Alternately, if you've got an idea about his birth date/date of death, the church books from his region/city might have something on record.
Is there no text on the back side of the photo? Back then, people usually wrote some kind of info on the back side of the photos, i.e. dates, places, names.
How about older relatives? There's usually at least one older person in every family who loves to keep track of the family members; that can be incredibly helpful.

If you've got the wedding-/birth date of your mother, you can check the local church registry/church books and find her maiden name.


----------



## GrauGeist (Aug 19, 2009)

The thing I find interesting about the photo, is that it looks to be a studio (style) sitting.

Normally, Soldiers, Airmen and Sailors all had thier photos taken in uniform...and this is usually the norm for most militaries.

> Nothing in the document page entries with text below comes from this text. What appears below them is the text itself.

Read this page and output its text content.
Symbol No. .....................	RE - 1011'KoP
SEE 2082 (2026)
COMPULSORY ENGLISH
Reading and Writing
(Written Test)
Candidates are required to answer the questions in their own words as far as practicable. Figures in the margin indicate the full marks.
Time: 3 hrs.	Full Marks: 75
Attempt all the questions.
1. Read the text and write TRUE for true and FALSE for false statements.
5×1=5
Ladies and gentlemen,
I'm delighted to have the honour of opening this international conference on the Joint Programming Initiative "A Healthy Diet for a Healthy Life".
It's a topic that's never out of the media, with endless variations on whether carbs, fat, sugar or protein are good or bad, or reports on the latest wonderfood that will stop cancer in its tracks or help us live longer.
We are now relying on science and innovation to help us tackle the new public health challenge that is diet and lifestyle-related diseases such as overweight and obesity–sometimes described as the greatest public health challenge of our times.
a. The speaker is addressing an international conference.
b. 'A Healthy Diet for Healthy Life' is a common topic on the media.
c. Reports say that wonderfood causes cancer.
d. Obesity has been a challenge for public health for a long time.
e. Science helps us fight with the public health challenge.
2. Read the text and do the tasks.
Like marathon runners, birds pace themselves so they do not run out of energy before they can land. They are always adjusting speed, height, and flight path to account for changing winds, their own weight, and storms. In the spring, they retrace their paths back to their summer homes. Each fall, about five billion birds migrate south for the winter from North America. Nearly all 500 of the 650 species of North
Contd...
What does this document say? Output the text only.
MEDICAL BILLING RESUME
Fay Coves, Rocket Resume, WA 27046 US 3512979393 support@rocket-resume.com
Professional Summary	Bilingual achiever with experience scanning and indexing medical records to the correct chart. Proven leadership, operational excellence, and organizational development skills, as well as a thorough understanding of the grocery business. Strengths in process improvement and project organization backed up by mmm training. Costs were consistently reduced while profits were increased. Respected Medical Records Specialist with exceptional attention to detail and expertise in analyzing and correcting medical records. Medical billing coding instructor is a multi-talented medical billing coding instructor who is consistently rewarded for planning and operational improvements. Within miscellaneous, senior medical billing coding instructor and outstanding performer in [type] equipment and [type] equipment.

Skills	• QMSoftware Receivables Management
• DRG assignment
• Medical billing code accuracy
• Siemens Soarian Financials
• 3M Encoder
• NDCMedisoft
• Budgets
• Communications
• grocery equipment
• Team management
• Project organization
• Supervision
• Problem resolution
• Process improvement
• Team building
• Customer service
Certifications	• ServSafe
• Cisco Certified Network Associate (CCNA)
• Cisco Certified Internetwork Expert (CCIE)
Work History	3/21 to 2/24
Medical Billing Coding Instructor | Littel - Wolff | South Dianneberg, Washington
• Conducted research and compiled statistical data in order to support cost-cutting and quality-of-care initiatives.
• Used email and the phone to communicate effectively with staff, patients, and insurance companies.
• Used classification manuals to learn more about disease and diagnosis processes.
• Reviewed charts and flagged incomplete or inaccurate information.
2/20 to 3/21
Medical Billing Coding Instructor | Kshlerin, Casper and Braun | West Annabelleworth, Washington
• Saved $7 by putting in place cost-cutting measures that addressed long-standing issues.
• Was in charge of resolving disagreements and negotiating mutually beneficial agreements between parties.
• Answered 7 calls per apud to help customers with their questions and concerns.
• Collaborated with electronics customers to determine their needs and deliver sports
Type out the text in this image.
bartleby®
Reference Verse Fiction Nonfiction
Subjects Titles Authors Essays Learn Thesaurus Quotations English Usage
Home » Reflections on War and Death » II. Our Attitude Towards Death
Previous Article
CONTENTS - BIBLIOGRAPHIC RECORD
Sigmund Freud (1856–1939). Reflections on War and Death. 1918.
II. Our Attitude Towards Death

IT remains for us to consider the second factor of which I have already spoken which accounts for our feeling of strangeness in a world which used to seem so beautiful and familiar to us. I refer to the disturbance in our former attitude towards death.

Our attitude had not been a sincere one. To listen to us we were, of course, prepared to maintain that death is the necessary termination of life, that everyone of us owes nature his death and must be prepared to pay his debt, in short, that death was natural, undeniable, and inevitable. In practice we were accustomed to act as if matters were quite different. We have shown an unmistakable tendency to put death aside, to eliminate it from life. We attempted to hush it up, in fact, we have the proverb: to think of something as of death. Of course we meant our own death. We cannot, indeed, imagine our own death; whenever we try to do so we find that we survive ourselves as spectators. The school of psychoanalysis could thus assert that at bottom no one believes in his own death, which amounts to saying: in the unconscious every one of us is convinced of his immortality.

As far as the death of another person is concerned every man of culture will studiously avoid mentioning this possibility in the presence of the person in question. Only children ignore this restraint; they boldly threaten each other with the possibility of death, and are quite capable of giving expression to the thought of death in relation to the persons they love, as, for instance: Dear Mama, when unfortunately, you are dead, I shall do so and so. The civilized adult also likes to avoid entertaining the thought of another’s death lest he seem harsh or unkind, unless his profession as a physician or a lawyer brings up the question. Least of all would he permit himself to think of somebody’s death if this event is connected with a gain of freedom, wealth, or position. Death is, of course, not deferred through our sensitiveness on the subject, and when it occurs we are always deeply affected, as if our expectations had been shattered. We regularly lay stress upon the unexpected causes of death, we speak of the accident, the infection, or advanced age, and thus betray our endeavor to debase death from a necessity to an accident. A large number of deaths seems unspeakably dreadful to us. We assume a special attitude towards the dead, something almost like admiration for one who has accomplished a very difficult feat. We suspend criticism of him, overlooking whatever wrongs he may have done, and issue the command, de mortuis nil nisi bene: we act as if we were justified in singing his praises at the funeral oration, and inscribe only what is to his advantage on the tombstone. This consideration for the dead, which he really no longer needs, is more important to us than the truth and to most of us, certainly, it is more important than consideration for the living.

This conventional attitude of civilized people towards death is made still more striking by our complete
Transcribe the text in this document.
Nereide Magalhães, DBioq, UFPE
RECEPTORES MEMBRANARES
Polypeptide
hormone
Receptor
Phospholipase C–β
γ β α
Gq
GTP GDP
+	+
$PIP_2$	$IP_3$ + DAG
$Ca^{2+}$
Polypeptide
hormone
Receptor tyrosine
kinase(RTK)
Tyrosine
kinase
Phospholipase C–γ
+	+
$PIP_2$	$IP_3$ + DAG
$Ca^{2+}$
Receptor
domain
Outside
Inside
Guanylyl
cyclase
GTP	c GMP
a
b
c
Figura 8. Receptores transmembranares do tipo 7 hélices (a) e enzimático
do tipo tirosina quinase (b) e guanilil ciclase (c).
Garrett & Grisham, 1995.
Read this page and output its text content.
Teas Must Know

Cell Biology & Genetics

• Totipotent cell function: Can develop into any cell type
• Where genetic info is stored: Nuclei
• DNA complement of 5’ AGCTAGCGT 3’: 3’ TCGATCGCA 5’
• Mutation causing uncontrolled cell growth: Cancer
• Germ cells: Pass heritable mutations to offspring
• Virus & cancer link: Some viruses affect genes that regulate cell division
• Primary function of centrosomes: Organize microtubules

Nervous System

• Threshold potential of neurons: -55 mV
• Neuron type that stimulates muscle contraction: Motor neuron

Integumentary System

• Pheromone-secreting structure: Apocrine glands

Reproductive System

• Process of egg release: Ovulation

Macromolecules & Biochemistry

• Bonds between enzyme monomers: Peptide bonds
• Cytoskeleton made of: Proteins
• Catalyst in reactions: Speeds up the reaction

In this photo, correct me if I'm wrong, but doesn't it look like student coveralls and flight cap? Or at the very least, open cockpit flight gear.


----------



## Airframes (Aug 20, 2009)

You're right Dave. I've seen this sort of picture before, and it was probably taken during, or on completion of basic training in whatever flying 'trade' was being learned, i.e pilot, navigator, gunner etc. These would be done in the studio, for each member of the 'class', and in fact I've got one of myself somewhere, a similar memento, done on my basic para course, so it's the sort of thing many air forces/armies did, and still do.


----------